Chegamos ao fim de 2022 com a sensação de que o centenário da Semana de Arte Moderna foi pouco celebrado. Chegamos ao fim de 2022 com a sensação de que o centenário do nascimento do poeta moçambicano José Craveirinha (1922-2003) foi pouco celebrado. Chegamos ao fim de 2022 com a sensação de que o centenário do nascimento do cineasta senegalês Ousmane Sembène (1923-2007), que ocorrerá logo no início de 2023, merece mais atenção.
Chegamos ao fim de 2022 com a sensação de que pouco se lamentaram o assassinato de Moïse Mugenyi Kabagambe e os assassinatos de jovens negros periféricos. Chegamos ao fim de 2022 com a sensação de que pouco se lamentou o assassinato de Mahsa Amini. Chegamos ao fim de 2022 com a sensação de que pouco se lamentaram os ataques aos povos indígenas.

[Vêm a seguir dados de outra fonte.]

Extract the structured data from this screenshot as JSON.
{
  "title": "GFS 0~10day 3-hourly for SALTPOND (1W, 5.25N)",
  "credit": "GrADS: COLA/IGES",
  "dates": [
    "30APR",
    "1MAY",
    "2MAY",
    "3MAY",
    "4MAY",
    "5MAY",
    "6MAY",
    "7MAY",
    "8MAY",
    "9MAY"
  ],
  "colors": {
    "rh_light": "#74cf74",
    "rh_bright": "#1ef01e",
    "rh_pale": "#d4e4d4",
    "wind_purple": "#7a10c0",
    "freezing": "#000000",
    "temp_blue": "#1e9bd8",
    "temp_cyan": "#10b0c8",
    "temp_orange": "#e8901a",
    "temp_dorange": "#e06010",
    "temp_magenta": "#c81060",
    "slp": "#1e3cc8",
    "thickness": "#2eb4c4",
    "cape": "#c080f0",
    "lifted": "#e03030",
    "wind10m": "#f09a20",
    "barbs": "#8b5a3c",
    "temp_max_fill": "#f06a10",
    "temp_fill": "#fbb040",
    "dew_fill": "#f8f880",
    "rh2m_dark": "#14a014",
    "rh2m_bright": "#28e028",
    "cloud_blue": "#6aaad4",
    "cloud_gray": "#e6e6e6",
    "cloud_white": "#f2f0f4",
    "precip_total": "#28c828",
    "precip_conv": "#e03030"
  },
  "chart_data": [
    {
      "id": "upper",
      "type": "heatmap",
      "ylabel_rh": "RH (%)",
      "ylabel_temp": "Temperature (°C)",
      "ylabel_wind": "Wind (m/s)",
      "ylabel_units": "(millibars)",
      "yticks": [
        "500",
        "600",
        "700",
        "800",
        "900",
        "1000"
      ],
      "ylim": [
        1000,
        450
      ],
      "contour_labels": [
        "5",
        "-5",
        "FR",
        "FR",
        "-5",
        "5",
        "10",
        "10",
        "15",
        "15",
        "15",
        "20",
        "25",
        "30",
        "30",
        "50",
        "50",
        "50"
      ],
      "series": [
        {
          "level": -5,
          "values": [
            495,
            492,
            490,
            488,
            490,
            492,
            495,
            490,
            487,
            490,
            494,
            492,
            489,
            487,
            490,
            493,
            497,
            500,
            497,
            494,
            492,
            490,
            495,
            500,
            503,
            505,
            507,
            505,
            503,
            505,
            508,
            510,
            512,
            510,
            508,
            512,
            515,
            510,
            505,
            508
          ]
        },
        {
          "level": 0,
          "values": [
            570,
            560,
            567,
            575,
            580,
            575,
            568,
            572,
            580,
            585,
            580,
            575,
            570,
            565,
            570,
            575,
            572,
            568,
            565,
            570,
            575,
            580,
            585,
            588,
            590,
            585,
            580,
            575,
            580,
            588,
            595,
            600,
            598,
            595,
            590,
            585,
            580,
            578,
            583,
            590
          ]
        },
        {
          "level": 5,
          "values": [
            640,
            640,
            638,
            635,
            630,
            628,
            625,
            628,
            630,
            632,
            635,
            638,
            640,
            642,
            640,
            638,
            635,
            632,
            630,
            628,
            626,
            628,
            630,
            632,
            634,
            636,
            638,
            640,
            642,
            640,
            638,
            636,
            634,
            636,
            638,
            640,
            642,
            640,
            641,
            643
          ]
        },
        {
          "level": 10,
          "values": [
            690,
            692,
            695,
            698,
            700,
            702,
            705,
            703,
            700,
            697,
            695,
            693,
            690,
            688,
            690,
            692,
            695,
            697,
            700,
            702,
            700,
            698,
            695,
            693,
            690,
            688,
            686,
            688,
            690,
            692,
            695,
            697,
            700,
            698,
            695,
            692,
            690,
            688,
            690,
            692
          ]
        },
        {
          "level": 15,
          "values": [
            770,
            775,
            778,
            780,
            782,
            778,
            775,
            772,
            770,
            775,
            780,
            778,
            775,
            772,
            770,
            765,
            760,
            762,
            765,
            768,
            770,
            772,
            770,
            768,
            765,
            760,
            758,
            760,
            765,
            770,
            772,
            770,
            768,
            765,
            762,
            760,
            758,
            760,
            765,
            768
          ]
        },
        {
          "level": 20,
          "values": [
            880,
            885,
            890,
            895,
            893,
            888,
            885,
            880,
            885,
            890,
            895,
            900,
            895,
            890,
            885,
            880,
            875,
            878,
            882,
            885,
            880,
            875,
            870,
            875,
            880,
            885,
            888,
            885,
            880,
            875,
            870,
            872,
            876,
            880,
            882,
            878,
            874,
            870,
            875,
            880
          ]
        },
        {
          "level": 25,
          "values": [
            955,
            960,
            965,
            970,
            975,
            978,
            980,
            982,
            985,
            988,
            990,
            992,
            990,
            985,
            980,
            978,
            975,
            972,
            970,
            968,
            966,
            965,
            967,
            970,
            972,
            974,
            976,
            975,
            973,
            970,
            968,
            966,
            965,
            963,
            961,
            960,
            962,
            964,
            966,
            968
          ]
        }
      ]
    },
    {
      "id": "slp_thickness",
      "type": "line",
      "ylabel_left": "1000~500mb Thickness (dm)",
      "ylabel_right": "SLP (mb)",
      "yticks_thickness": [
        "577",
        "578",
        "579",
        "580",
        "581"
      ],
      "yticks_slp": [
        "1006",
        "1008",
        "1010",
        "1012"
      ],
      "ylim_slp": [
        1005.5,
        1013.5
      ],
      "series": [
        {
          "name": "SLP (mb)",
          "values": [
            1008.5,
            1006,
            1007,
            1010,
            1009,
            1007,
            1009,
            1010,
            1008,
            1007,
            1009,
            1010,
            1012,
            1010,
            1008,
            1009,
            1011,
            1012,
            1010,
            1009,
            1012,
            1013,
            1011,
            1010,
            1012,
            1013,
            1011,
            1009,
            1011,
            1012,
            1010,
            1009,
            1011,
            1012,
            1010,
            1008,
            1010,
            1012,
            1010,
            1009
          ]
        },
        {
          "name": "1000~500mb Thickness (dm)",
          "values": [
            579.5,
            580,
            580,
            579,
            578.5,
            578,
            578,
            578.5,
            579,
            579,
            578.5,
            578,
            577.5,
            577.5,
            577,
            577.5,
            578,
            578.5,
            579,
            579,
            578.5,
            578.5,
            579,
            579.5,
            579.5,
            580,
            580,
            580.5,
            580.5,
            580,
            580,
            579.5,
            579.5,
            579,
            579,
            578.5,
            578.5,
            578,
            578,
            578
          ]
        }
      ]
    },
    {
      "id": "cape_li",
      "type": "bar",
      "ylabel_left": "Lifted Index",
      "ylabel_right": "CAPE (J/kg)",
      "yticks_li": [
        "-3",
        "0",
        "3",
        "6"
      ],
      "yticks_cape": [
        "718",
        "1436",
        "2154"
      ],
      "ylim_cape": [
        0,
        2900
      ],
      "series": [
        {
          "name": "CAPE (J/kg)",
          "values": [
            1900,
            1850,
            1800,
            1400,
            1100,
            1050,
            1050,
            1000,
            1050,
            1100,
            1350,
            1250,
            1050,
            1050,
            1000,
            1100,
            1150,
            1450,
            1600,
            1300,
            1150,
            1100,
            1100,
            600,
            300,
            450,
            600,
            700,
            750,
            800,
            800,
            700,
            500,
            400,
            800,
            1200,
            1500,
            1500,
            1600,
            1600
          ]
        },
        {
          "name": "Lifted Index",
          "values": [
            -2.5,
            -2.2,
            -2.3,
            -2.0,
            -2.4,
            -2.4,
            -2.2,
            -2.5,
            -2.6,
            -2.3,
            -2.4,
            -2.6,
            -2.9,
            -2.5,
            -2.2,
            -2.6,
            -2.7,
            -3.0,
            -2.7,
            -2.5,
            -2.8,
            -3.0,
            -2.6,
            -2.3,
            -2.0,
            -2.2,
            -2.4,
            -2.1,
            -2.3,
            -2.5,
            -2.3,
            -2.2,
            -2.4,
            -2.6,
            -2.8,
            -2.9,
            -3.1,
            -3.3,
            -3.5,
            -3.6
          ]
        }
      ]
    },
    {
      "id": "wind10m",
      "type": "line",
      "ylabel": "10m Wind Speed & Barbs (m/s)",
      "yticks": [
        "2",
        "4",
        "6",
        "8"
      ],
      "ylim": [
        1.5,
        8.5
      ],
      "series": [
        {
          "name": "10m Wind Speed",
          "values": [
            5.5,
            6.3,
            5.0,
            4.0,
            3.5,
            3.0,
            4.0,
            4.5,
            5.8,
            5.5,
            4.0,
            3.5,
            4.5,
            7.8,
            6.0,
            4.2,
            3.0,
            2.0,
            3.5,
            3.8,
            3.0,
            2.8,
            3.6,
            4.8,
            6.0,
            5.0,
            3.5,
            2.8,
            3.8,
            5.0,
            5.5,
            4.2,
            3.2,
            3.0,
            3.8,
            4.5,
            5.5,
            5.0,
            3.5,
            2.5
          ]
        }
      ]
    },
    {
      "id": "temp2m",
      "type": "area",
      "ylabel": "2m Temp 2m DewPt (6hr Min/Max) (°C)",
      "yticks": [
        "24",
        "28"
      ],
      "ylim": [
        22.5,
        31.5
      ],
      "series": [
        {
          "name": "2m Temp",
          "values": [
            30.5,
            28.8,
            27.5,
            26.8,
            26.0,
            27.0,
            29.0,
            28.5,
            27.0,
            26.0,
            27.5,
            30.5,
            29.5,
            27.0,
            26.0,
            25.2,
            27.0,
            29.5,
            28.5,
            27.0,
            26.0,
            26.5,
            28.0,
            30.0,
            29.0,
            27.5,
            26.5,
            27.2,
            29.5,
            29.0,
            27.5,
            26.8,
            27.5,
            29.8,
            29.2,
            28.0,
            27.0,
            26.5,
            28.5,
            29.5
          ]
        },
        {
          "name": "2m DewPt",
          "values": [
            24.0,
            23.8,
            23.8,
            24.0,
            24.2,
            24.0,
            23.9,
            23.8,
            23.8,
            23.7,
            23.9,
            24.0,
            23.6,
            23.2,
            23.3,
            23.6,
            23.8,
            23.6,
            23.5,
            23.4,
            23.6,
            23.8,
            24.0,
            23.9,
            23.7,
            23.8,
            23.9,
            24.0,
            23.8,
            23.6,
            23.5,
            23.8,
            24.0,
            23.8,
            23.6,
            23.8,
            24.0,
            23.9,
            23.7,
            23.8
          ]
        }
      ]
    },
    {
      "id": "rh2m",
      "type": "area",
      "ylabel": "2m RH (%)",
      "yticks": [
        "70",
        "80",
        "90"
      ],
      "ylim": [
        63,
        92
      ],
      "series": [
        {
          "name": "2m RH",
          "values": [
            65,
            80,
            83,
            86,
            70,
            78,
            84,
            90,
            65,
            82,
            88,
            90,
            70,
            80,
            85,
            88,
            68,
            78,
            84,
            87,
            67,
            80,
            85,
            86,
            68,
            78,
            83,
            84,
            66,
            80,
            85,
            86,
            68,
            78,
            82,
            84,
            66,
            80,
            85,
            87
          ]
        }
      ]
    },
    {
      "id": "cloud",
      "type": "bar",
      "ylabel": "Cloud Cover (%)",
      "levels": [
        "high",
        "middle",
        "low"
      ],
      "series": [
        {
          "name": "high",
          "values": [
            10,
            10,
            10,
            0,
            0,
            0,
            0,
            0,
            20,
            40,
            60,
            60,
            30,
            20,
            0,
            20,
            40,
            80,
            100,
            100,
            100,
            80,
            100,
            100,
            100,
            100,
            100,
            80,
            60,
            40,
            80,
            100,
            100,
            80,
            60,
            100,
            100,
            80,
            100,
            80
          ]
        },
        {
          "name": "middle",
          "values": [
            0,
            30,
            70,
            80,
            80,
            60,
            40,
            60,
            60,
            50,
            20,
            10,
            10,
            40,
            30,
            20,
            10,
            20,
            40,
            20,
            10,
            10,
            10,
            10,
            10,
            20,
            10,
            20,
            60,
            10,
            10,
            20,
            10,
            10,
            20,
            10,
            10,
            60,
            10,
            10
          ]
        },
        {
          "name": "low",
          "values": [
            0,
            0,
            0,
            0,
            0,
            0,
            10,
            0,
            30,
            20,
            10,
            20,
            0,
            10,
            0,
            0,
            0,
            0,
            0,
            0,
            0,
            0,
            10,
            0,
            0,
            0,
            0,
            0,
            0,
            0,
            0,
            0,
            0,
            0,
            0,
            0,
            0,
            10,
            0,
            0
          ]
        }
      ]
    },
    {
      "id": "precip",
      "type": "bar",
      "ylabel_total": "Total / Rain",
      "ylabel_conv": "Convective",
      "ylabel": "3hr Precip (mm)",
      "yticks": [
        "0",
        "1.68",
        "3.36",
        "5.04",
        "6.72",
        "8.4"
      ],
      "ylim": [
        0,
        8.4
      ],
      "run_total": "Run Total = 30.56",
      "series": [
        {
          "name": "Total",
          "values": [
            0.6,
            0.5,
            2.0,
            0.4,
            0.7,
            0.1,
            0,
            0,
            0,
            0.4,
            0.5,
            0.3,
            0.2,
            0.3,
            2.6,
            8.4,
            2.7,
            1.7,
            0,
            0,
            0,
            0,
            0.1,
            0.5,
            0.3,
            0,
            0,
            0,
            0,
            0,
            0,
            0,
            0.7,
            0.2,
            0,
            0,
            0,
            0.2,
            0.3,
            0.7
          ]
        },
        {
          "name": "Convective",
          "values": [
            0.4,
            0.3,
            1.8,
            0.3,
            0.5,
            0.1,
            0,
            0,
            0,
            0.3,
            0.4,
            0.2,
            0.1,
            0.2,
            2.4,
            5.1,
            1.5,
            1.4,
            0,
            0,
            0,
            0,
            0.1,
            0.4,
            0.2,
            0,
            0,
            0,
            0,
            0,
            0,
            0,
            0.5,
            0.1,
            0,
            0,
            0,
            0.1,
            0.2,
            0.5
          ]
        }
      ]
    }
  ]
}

Chegamos ao fim de 2022 com a sensação de que poderíamos ter defendido com mais afinco os direitos indígenas. Chegamos ao fim de 2022 com a sensação de que poderíamos ter defendido com mais afinco os direitos dos imigrantes. Chegamos ao fim de 2022 com a sensação de que poderíamos ter combatido com mais afinco a pobreza, a fome e a desigualdade. Chegamos ao fim de 2022 com a sensação de que poderíamos ter combatido com mais afinco as violações dos direitos humanos.
Chegamos ao fim de 2022 com a sensação de que não faz sentido olhar e interpretar o nosso mundo contemporâneo somente com as lentes do mercado financeiro, das grandes corporações e dos algoritmos das grandes plataformas digitais. Chegamos ao fim de 2022 com a sensação de que tudo aquilo que tem sido considerado avançado e inovador nem sempre traz benefícios e bem-estar para grande parte da população mundial e do meio ambiente.
Chegamos ao fim de 2022 com a sensação de que os desafios são gigantescos. Mas a gente não pode se dar ao luxo de desanimar. Temos novos conselhos do professor Ladislau Dowbor, publicados no livro Resgatar a função social da economia (Elefante, 2022). Além das preciosas lições de gente sábia e sensível como Sembène, Godard, Craveirinha, Bell Hooks, Elza Soares, e Betty Davis.